Мартин Иден. Рассказы - Лондон Джек. Страница 44
Глава 21
Наступил дивный осенний день, он дышал теплом и истомой, полон был чуткой тишины уходящего лета, день калифорнийского бабьего лета, когда солнце подернуто дымкой и от легких дуновений блуждающего ветерка даже не всколыхнется дремотный воздух. Легчайшая лиловая мгла, не туман, но марево, сотканное из цветных паутинок, пряталось в укромных уголках меж холмами. И на холмах клубом дыма лежал Сан-Франциско. Разделяющий их залив матово отсвечивал, словно расплавленный металл, на нем замерли или неспешно дрейфовали с ленивым приливом парусники. Далекая Тамальпайс, едва видная за серебристой дымкой, громадой вздымалась у Золотых ворот, под склоняющимся к западу солнцем пролив казался дорогой из тусклого золота. А дальше, смутный, необъятный, раскинулся Тихий океан, и над ним, у горизонта, беспорядочно громоздились облака и двигались к суше предвестьем неистового дыхания зимы.
Лето доживало последние дни. Но оно медлило, выцветало и меркло на холмах, все щедрее разливало багрянец по долинам, ткало себе дымчатый саван из угасающего могущества и насытившегося буйства и умирало в спокойном довольстве оттого, что прожило жизнь и жизнь эта была хороша. Среди холмов, на любимом своем пригорке Мартин и Руфь сидели рядом, склонясь над книгой, и он читал вслух любовные сонеты женщины, которая любила Браунинга, как любили мало кого из мужчин.
Но не читалось им сегодня. Слишком сильно было очарование этой бренной красоты. Золотая летняя пора умирала как жила, прекрасная, нераскаянная, сладострастная, а воздух был густо настоян на памятных восторгах и довольстве. И настой этот опьянял их обоих мечтами, истомой, размывал решимость и волю, и за смутной дымкой, за багряными туманами уже не различить было строгие лики нравственных устоев и здравого смысла. Размягченного, растроганного Мартина опять и опять обдавало жаром. Головы их были совсем рядом, и, стоило блуждающему ветерку шевельнуть ее волосы и они касались лица Мартина. страницы плыли у него перед глазами.

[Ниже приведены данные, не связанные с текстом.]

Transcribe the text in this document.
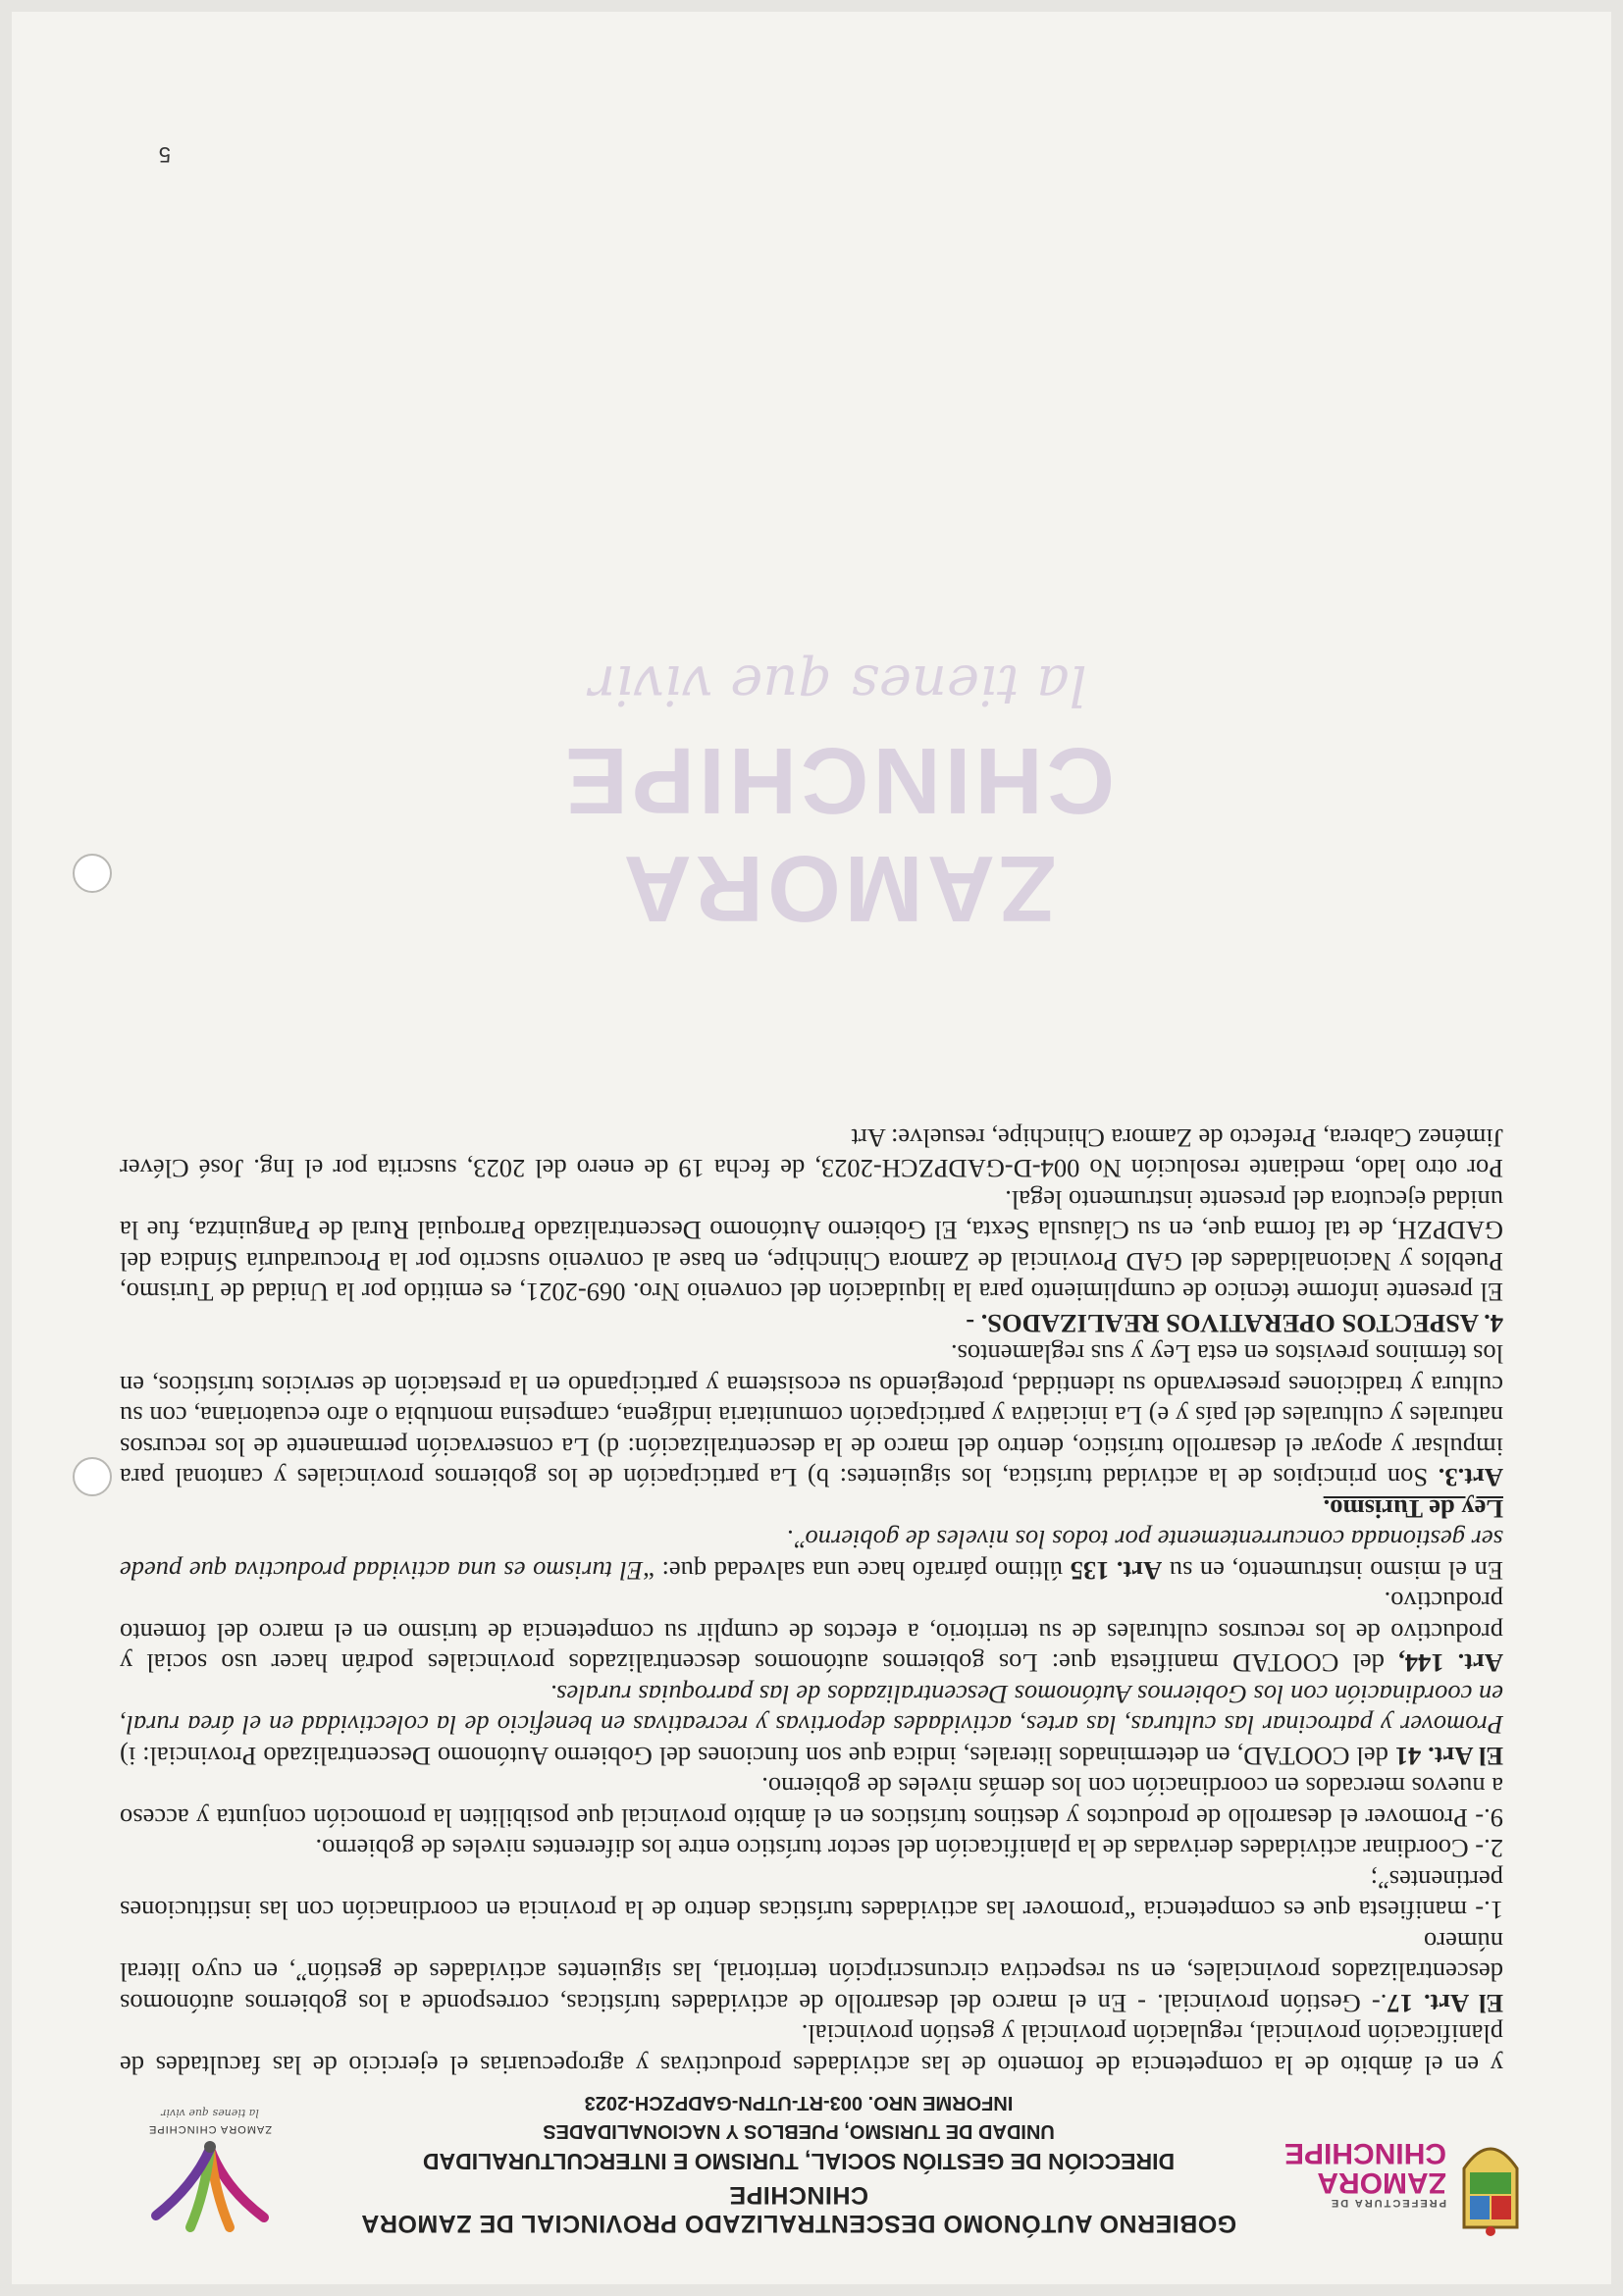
ZAMORA CHINCHIPE
la tienes que vivir
PREFECTURA DE
ZAMORA
CHINCHIPE
GOBIERNO AUTÓNOMO DESCENTRALIZADO PROVINCIAL DE ZAMORA CHINCHIPE
DIRECCIÓN DE GESTIÓN SOCIAL, TURISMO E INTERCULTURALIDAD
UNIDAD DE TURISMO, PUEBLOS Y NACIONALIDADES
INFORME NRO. 003-RT-UTPN-GADPZCH-2023
ZAMORA CHINCHIPE
la tienes que vivir

y en el ámbito de la competencia de fomento de las actividades productivas y agropecuarias el ejercicio de las facultades de planificación provincial, regulación provincial y gestión provincial.

El Art. 17.- Gestión provincial. - En el marco del desarrollo de actividades turísticas, corresponde a los gobiernos autónomos descentralizados provinciales, en su respectiva circunscripción territorial, las siguientes actividades de gestión”, en cuyo literal número

1.- manifiesta que es competencia “promover las actividades turísticas dentro de la provincia en coordinación con las instituciones pertinentes”;

2.- Coordinar actividades derivadas de la planificación del sector turístico entre los diferentes niveles de gobierno.

9.- Promover el desarrollo de productos y destinos turísticos en el ámbito provincial que posibiliten la promoción conjunta y acceso a nuevos mercados en coordinación con los demás niveles de gobierno.

El Art. 41 del COOTAD, en determinados literales, indica que son funciones del Gobierno Autónomo Descentralizado Provincial: i) Promover y patrocinar las culturas, las artes, actividades deportivas y recreativas en beneficio de la colectividad en el área rural, en coordinación con los Gobiernos Autónomos Descentralizados de las parroquias rurales.

Art. 144, del COOTAD manifiesta que: Los gobiernos autónomos descentralizados provinciales podrán hacer uso social y productivo de los recursos culturales de su territorio, a efectos de cumplir su competencia de turismo en el marco del fomento productivo.

En el mismo instrumento, en su Art. 135 último párrafo hace una salvedad que: “El turismo es una actividad productiva que puede ser gestionada concurrentemente por todos los niveles de gobierno”.

Ley de Turismo.

Art.3. Son principios de la actividad turística, los siguientes: b) La participación de los gobiernos provinciales y cantonal para impulsar y apoyar el desarrollo turístico, dentro del marco de la descentralización: d) La conservación permanente de los recursos naturales y culturales del país y e) La iniciativa y participación comunitaria indígena, campesina montubia o afro ecuatoriana, con su cultura y tradiciones preservando su identidad, protegiendo su ecosistema y participando en la prestación de servicios turísticos, en los términos previstos en esta Ley y sus reglamentos.

4. ASPECTOS OPERATIVOS REALIZADOS. -

El presente informe técnico de cumplimiento para la liquidación del convenio Nro. 069-2021, es emitido por la Unidad de Turismo, Pueblos y Nacionalidades del GAD Provincial de Zamora Chinchipe, en base al convenio suscrito por la Procuraduría Síndica del GADPZH, de tal forma que, en su Cláusula Sexta, El Gobierno Autónomo Descentralizado Parroquial Rural de Panguintza, fue la unidad ejecutora del presente instrumento legal.

Por otro lado, mediante resolución No 004-D-GADPZCH-2023, de fecha 19 de enero del 2023, suscrita por el Ing. José Cléver Jiménez Cabrera, Prefecto de Zamora Chinchipe, resuelve: Art

5
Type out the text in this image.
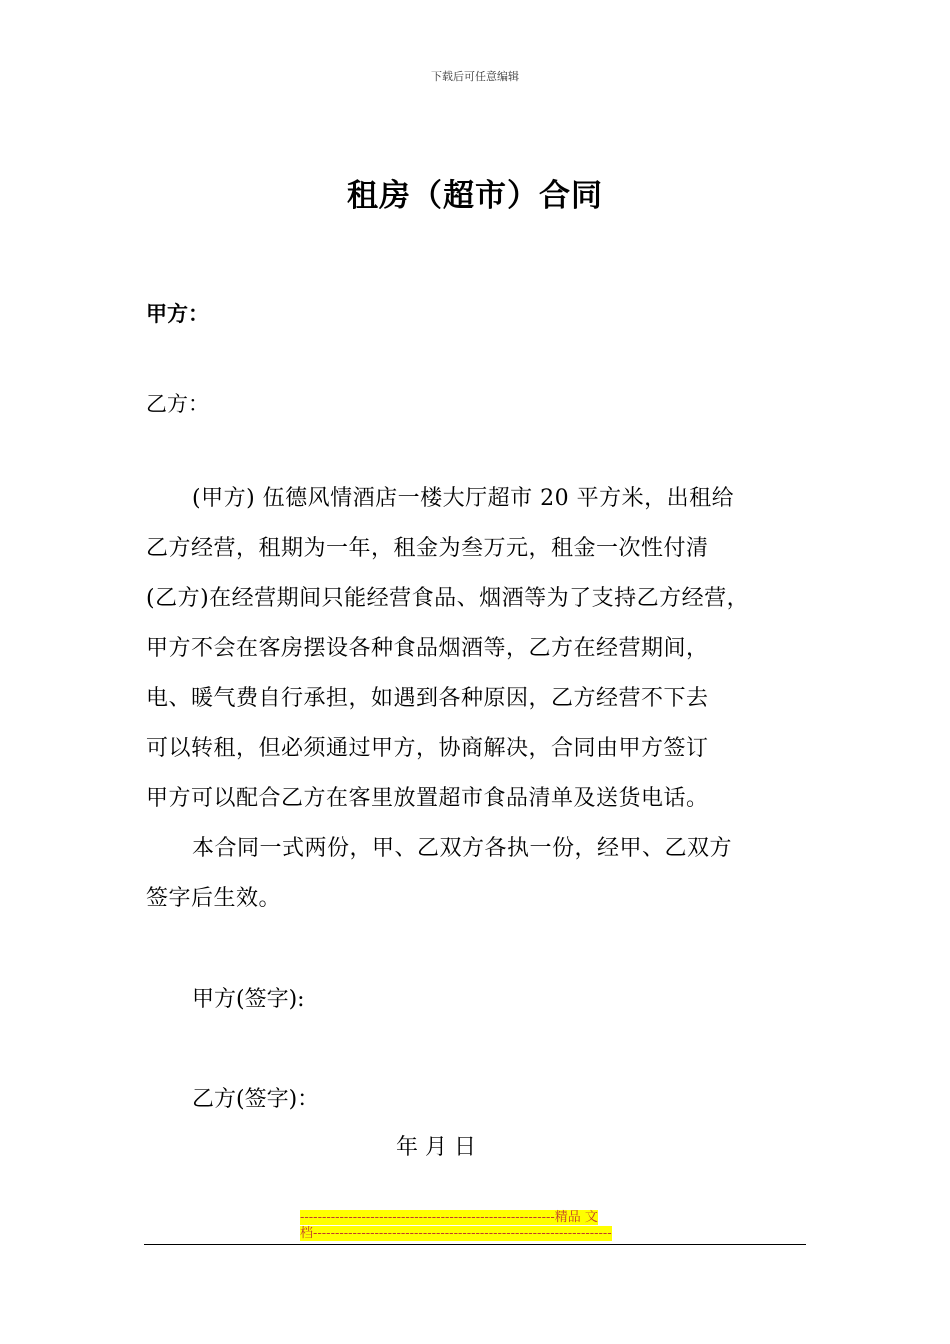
下载后可任意编辑
租房（超市）合同
甲方：
乙方：
(甲方) 伍德风情酒店一楼大厅超市 20 平方米，出租给
乙方经营，租期为一年，租金为叁万元，租金一次性付清
(乙方)在经营期间只能经营食品、烟酒等为了支持乙方经营，
甲方不会在客房摆设各种食品烟酒等，乙方在经营期间，
电、暖气费自行承担，如遇到各种原因，乙方经营不下去
可以转租，但必须通过甲方，协商解决，合同由甲方签订
甲方可以配合乙方在客里放置超市食品清单及送货电话。
本合同一式两份，甲、乙双方各执一份，经甲、乙双方
签字后生效。
甲方(签字):
乙方(签字)：
年 月 日
----------------------------------------------------------精品 文
档--------------------------------------------------------------------
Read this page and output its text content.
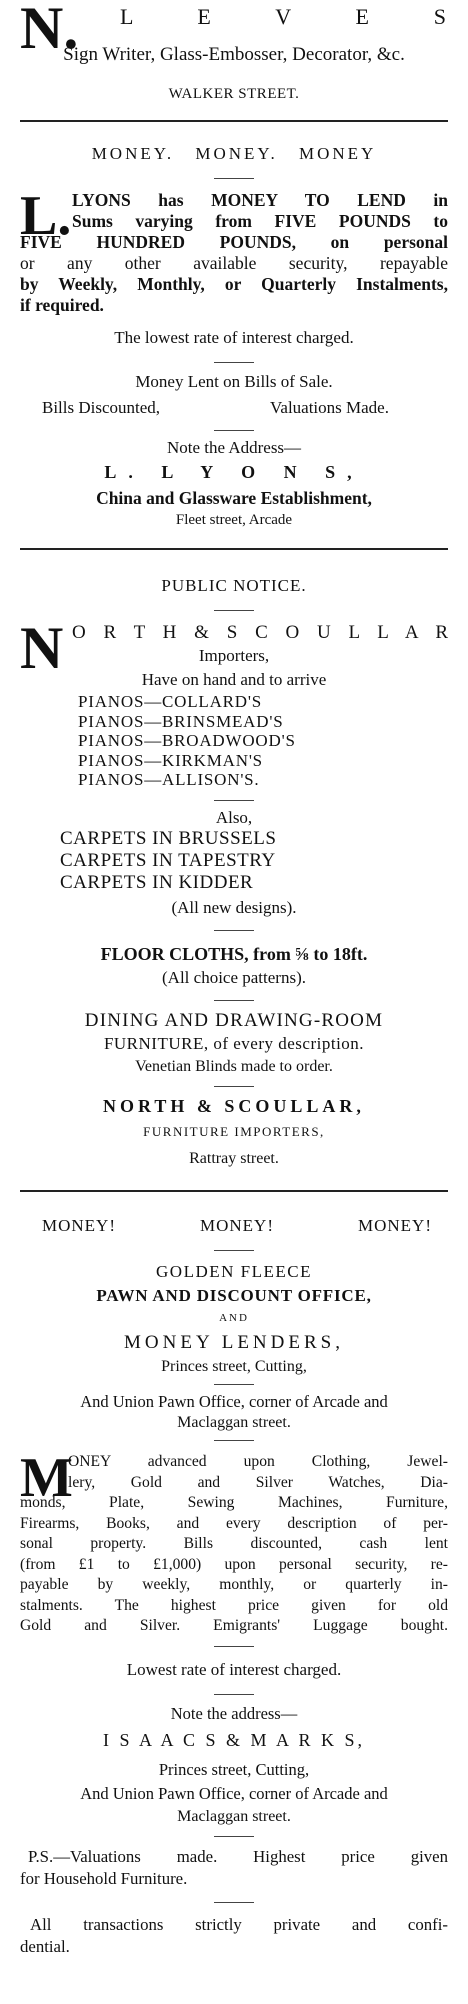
N. L E V E S
Sign Writer, Glass-Embosser, Decorator, &c.
WALKER STREET.
MONEY. MONEY. MONEY
L. LYONS has MONEY TO LEND in
Sums varying from FIVE POUNDS to
FIVE HUNDRED POUNDS, on personal
or any other available security, repayable
by Weekly, Monthly, or Quarterly Instalments,
if required.
The lowest rate of interest charged.
Money Lent on Bills of Sale.
Bills Discounted,	Valuations Made.
Note the Address—
L. L Y O N S,
China and Glassware Establishment,
Fleet street, Arcade
PUBLIC NOTICE.
N O R T H & S C O U L L A R
Importers,
Have on hand and to arrive
PIANOS—COLLARD'S
PIANOS—BRINSMEAD'S
PIANOS—BROADWOOD'S
PIANOS—KIRKMAN'S
PIANOS—ALLISON'S.
Also,
CARPETS IN BRUSSELS
CARPETS IN TAPESTRY
CARPETS IN KIDDER
(All new designs).
FLOOR CLOTHS, from ⅝ to 18ft.
(All choice patterns).
DINING AND DRAWING-ROOM
FURNITURE, of every description.
Venetian Blinds made to order.
NORTH & SCOULLAR,
FURNITURE IMPORTERS,
Rattray street.
MONEY!	MONEY!	MONEY!
GOLDEN FLEECE
PAWN AND DISCOUNT OFFICE,
AND
MONEY LENDERS,
Princes street, Cutting,
And Union Pawn Office, corner of Arcade and
Maclaggan street.
M
ONEY advanced upon Clothing, Jewel-
lery, Gold and Silver Watches, Dia-
monds, Plate, Sewing Machines, Furniture,
Firearms, Books, and every description of per-
sonal property. Bills discounted, cash lent
(from £1 to £1,000) upon personal security, re-
payable by weekly, monthly, or quarterly in-
stalments. The highest price given for old
Gold and Silver. Emigrants' Luggage bought.
Lowest rate of interest charged.
Note the address—
I S A A C S & M A R K S,
Princes street, Cutting,
And Union Pawn Office, corner of Arcade and
Maclaggan street.
P.S.—Valuations made. Highest price given
for Household Furniture.
All transactions strictly private and confi-
dential.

— По-моему, вы читаете и ни одно слово до вас не доходит, — сказала Руфь в какую-то минуту, когда он сбился и перепутал строчки.
Мартин посмотрел на нее горящим взглядом, смутился было и вдруг выпалил:
— По-моему, и до вас тоже не доходит. О чем был последний сонет?
— Не знаю, — честно, со смехом призналась она. — Уже забыла. Давайте не будем больше читать. День так хорош.
— Не скоро мы опять приедем сюда, — печально произнес Мартин. — Там, на горизонте, собирается шторм.
Книга выскользнула у него из рук на землю, и они забылись, и молча, дремотно смотрели на дремлющий залив, смотрели — и не видели. Руфь искоса глянула на шею Мартина. И не склонилась к нему, нет. Ее повлекла какая-то сила ей неподвластная, сильнее земного тяготения, неодолимая, как судьба. Лишь какой-нибудь дюйм разделял их — и вот уже не разделяет. Плечо ее коснулось его плеча легко, точно мотылек цветка, и так же легко он ответил на ее прикосновенье. Она почувствовала, как плечо его подалось к ней и весь он затрепетал. Сейчас бы ей отодвинуться. Но ничто уже не зависело от нее. Она не владела своей волей — в сладостном безумии, что охватило ее, о воле, о самообладании уже не думалось.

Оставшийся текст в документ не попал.